AWS Big Data Blog

Dispatches from re:Invent – Day 4

Matt Yanchyshyn is a Principal Solutions Architect at AWS

I now have a collection of napkins from customer dinners with various AWS technology solutions sketched on them.  This particular napkin is an Amazon DynamoDB schema design for a customer interested in using the new JSON document support to import a bunch of JSON files into their DynamoDB tables – I had a little trouble reading it the next day :)

Thursday at re:Invent was nothing short of thrilling.  As someone who writes a lot of JavaScript and event-driven programs in Node.js, the Amazon Lambda announcement (https://aws.amazon.com/lambda/) is the best thing to happen to me in a while.  That plus Amazon S3 Notification Events (http://docs.aws.amazon.com/AmazonS3/latest/dev/NotificationHowTo.html) is going to open up a whole new world application design for the customers that I work with.

The big splash of the day was the new Amazon ECS service (https://aws.amazon.com/ecs/), high performance container management service that supports Docker containers.  Twitter was on fire with hilarious tweets about “All the Dockerz” and you can be sure that we’ll be exploring new and novel ways to use this service for big data workloads on this blog in the coming weeks.

Tonight before heading off to check-out the Skrillex show at the AWS re:Invent party I attended an executive briefing session with one of my favorite customers.  They’re using Amazon Redshift at large scale to provide analytics-as-a-service.  They take a “fleet-based approach” to Amazon Redshift cluster provisioning, deploying a mix of dedicated customer clusters and multi-tenant environments, depending on customer tier and the size of the workload.  Queries are often load-balanced across multiple clusters and the system is elastic so capacity can be added and removed on demand.  I love this approach to solving the problem of handling a huge number of concurrent queries in a multi-tenant analytics environment: leverage both the elastic nature of Amazon Redshift and the ability to deploy multiple clusters as needed, balancing across them, to provide scale and keep costs low by matching real demand.

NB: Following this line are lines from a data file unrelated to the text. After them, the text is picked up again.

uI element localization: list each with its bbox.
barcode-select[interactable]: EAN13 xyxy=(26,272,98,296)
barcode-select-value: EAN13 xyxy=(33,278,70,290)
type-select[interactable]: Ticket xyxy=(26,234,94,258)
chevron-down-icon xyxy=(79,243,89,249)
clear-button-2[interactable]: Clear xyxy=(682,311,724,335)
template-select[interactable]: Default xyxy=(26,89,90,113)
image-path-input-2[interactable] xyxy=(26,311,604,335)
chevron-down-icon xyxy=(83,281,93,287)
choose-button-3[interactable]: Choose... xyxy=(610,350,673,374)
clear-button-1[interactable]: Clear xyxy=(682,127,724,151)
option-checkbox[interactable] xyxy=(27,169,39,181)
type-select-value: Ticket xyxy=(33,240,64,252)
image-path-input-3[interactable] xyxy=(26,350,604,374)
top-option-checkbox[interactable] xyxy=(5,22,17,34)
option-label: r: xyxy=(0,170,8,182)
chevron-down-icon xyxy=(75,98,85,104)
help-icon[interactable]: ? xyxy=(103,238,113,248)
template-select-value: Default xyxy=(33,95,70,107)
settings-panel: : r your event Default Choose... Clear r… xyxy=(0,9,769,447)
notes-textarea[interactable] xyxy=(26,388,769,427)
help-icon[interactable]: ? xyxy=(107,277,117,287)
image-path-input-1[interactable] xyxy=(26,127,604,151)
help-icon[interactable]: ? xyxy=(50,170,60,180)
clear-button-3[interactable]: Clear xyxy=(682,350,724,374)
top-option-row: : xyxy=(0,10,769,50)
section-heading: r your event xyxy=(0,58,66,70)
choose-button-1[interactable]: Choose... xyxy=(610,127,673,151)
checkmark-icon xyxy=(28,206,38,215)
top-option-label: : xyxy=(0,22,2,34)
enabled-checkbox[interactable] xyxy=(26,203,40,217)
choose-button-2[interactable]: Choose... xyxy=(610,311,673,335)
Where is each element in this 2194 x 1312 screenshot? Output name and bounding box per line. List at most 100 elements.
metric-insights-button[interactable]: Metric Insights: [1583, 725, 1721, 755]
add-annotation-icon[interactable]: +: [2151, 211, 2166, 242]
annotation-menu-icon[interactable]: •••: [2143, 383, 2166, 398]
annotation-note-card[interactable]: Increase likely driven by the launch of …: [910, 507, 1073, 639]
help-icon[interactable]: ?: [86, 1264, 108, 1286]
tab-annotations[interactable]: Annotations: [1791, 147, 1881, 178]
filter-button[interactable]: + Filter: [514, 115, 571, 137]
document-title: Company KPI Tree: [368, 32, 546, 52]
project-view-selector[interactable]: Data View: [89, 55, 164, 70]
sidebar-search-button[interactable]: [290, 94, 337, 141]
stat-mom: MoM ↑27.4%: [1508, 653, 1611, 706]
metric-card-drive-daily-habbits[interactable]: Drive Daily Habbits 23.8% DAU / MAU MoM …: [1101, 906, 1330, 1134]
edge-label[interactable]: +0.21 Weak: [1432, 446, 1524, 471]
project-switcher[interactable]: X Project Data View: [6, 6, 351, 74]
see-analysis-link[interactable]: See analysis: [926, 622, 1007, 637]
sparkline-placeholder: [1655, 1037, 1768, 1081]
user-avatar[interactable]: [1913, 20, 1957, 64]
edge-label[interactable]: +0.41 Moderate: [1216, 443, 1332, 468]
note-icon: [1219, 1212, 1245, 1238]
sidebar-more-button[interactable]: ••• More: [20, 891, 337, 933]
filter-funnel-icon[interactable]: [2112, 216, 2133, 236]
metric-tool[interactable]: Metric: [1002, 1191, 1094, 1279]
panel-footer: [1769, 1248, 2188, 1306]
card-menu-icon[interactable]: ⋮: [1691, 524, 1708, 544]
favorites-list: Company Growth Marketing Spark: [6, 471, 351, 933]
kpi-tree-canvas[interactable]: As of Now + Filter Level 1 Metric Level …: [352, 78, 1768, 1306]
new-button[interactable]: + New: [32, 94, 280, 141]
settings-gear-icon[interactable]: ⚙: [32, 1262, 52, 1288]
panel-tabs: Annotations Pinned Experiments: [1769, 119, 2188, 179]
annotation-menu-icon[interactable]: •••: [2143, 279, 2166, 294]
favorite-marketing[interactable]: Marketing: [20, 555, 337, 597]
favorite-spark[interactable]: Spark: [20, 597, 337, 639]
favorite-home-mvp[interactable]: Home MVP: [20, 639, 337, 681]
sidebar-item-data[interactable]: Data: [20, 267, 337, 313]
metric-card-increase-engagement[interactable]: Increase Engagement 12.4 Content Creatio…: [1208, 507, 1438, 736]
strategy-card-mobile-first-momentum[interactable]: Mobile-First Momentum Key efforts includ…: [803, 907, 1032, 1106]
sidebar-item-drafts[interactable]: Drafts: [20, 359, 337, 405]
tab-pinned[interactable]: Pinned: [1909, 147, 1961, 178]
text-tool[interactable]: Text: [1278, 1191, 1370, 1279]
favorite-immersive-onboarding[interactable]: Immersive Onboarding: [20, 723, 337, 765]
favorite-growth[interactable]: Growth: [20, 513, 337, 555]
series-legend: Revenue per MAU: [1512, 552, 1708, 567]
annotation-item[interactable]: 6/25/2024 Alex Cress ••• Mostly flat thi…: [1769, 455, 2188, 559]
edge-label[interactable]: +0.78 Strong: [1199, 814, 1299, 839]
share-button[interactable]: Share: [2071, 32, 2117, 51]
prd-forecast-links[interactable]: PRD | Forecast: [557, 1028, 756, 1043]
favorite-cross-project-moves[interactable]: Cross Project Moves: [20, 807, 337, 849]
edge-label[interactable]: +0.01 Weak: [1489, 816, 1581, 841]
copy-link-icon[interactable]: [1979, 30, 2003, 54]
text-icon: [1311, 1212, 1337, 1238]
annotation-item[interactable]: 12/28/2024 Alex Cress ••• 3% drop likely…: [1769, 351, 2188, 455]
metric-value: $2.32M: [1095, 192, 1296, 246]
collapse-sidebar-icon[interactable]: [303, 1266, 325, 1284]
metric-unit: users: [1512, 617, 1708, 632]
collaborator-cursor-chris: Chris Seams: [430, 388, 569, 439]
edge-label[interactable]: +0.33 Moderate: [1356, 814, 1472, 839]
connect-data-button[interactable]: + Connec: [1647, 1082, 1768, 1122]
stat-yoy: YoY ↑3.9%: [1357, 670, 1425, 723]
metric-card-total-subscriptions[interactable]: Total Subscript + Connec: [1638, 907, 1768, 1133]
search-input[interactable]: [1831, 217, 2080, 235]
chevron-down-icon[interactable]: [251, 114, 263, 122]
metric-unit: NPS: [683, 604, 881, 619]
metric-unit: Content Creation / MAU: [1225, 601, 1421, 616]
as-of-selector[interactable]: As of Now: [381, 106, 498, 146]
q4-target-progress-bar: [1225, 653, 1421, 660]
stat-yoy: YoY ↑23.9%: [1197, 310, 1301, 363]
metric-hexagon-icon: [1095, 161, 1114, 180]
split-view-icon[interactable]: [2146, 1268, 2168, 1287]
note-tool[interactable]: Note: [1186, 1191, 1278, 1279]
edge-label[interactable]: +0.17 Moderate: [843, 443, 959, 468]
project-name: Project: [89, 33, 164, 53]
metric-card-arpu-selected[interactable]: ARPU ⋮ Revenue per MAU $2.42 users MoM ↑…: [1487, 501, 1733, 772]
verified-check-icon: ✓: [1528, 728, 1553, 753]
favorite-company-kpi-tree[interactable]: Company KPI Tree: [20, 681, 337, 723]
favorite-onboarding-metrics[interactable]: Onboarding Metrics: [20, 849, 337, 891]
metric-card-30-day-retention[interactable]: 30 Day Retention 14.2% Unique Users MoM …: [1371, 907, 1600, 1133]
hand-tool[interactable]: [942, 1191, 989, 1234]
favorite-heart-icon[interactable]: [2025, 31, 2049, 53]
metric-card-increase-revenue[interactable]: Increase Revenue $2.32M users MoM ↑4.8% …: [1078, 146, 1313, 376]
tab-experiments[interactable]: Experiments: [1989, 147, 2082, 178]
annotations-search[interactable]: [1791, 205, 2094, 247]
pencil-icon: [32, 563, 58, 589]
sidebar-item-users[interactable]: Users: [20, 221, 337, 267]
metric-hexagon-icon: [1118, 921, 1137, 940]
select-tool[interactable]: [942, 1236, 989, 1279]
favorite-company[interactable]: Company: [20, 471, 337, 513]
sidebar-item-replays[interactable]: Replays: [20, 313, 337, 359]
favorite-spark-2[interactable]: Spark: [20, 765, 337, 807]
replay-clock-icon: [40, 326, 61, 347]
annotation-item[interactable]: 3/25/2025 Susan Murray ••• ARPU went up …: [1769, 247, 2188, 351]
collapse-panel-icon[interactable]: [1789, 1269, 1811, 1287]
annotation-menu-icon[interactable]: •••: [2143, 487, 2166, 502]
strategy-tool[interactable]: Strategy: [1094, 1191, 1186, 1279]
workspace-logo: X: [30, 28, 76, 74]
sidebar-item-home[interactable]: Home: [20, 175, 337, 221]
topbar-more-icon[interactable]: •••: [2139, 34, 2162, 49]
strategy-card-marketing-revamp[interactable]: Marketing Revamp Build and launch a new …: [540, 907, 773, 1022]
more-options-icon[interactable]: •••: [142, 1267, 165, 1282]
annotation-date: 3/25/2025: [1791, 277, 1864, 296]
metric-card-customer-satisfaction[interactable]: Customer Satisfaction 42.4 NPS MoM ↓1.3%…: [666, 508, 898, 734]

At Netflix’s popular breakout session today they discussed how Amazon S3 is a “source of truth” for their analytics data.  I’ve heard this a lot at the conference, including at our big data bootcamp.  Amazon S3 is quickly emerging as a popular place to store all of your data since it can be directly and indirectly accessed by a growing number of tools in the analytics toolkit, from Amazon EMR with Hive, Pig, Spark, Presto and others, to Amazon Redshift and more.

So many new products and features, so many interesting customer meetings and breakout sessions.  I can’t believe that it’s all wrapping up tomorrow – it went by so fast.. Be sure to stay on top of this blog for cool ways to use all the new stuff.